The underlying index has two shortcomings in my opinion (like most value indexes in fact). The first one is to classify all stocks on the same criteria. It means valuation ratios are considered comparable across sectors. Obviously they are not: you can read my monthly dashboard here for more details about this topic. A consequence is to privilege sectors where valuation ratios are naturally cheaper, especially financials. Some other sectors are disadvantaged: those with large intangible assets like technology. To make things simple, companies with large intangible assets are those with a business model based on massive R&D, or a strong branding, or large user databases, or operating in a field where competition is limited by an expensive entry ticket. All these elements are not correctly reflected by valuation ratios.

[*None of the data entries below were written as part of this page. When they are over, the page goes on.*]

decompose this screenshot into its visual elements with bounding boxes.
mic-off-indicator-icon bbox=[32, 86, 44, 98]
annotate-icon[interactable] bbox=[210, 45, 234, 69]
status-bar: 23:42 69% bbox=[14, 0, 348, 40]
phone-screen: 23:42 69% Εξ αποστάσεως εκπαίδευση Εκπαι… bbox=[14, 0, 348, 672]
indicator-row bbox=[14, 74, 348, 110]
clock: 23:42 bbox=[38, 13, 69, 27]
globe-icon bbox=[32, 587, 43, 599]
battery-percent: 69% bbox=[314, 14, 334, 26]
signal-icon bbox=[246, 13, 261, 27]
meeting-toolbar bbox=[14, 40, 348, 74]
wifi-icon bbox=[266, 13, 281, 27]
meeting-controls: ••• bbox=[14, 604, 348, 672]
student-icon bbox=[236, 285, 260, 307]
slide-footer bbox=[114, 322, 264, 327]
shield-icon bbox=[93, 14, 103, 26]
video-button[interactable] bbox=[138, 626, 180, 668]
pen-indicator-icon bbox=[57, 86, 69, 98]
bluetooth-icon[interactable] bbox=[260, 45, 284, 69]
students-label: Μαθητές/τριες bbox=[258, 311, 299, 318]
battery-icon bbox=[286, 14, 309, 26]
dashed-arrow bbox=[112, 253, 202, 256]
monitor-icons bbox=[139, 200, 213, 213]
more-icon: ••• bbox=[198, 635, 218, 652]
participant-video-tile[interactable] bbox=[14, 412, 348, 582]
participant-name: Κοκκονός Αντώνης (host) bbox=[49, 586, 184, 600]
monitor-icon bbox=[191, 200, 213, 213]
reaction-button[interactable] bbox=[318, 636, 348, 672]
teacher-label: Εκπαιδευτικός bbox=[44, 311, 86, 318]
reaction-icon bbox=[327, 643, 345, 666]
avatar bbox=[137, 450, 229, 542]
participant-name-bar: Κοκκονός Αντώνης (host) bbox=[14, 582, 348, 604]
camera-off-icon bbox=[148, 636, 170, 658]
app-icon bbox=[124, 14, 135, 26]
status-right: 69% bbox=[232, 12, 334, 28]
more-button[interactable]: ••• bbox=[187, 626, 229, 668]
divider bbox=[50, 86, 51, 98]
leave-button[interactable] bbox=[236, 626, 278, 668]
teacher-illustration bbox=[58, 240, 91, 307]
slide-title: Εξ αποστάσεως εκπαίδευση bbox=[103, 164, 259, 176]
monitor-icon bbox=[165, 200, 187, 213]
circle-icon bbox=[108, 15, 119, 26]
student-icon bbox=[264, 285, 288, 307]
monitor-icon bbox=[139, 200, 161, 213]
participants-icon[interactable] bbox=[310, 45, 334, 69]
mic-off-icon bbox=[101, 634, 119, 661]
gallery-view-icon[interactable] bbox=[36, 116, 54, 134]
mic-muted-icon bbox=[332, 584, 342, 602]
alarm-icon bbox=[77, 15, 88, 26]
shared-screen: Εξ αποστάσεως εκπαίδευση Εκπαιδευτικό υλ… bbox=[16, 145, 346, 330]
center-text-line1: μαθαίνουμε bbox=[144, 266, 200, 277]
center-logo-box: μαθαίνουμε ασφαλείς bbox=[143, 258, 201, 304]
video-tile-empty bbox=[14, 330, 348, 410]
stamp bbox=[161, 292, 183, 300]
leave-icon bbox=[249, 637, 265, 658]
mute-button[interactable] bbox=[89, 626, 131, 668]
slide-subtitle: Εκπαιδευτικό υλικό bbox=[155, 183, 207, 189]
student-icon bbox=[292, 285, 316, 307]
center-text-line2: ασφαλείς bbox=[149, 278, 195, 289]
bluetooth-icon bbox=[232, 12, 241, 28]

The second flaw is using the price/book ratio (P/B), which adds some risk in the strategy. Intuitively, a large group of companies with low P/B contains a higher percentage of value traps than a same-size group with low price/earnings, price/sales or price/free cash flow. Statistically, such a group will also have a higher volatility and deeper drawdowns in price. The next table shows the return and risk metrics of the cheapest quarter of the S&P 500 (i.e., 125 stocks) measured in price/book, price/earnings, price/sales and price/free cash flow. The sets are reconstituted annually between 1/1/1999 and 1/1/2022 with elements in equal weight.

Annual.Return

Drawdown

Sharpe ratio

Volatility

Cheapest quarter in P/B

9.95%

-72.36%

0.48

21.05%

Cheapest quarter in P/E

11.25%

-65.09%

0.57

18.91%

Cheapest quarter in P/S

12.62%

-65.66%

0.6

20.46%

Cheapest quarter in P/FCF

12.23%

-63.55%

0.61

19.05%

Data calculated with Portfolio123

This explains my choice of using P/FCF and not P/B in the Dashboard List model.

Takeaway

SLYV implements a value strategy in the S&P 600 SmallCap Index with systematic rules using 3 valuation metrics and 3 growth metrics. It has a large, well-diversified portfolio of 464 holdings. No stock weighs much more than 1% of asset value. The sector breakdown is similar to the parent index S&P 600, except a reduction in technology and healthcare weights. The heaviest sector is financials, with 21.4% of asset value. Valuation ratios and past performance metrics are similar to the parent index S&P 600. SLYV may be useful as a component of a tactical allocation strategy (growth/value rotation for example), but it failed to beat the S&P 600 benchmark in two decades. I think there are two shortcomings in the underlying index: it ranks stocks regardless of their sectors and industries, and using the price/book ratio increase risks. A more efficient value model would compare stocks in comparable sets (sector, industry), like I do in the Dashboard List. My model also prefers price/free cash flow to price/book. Moreover, a simple profitability rule helps filter out some value traps.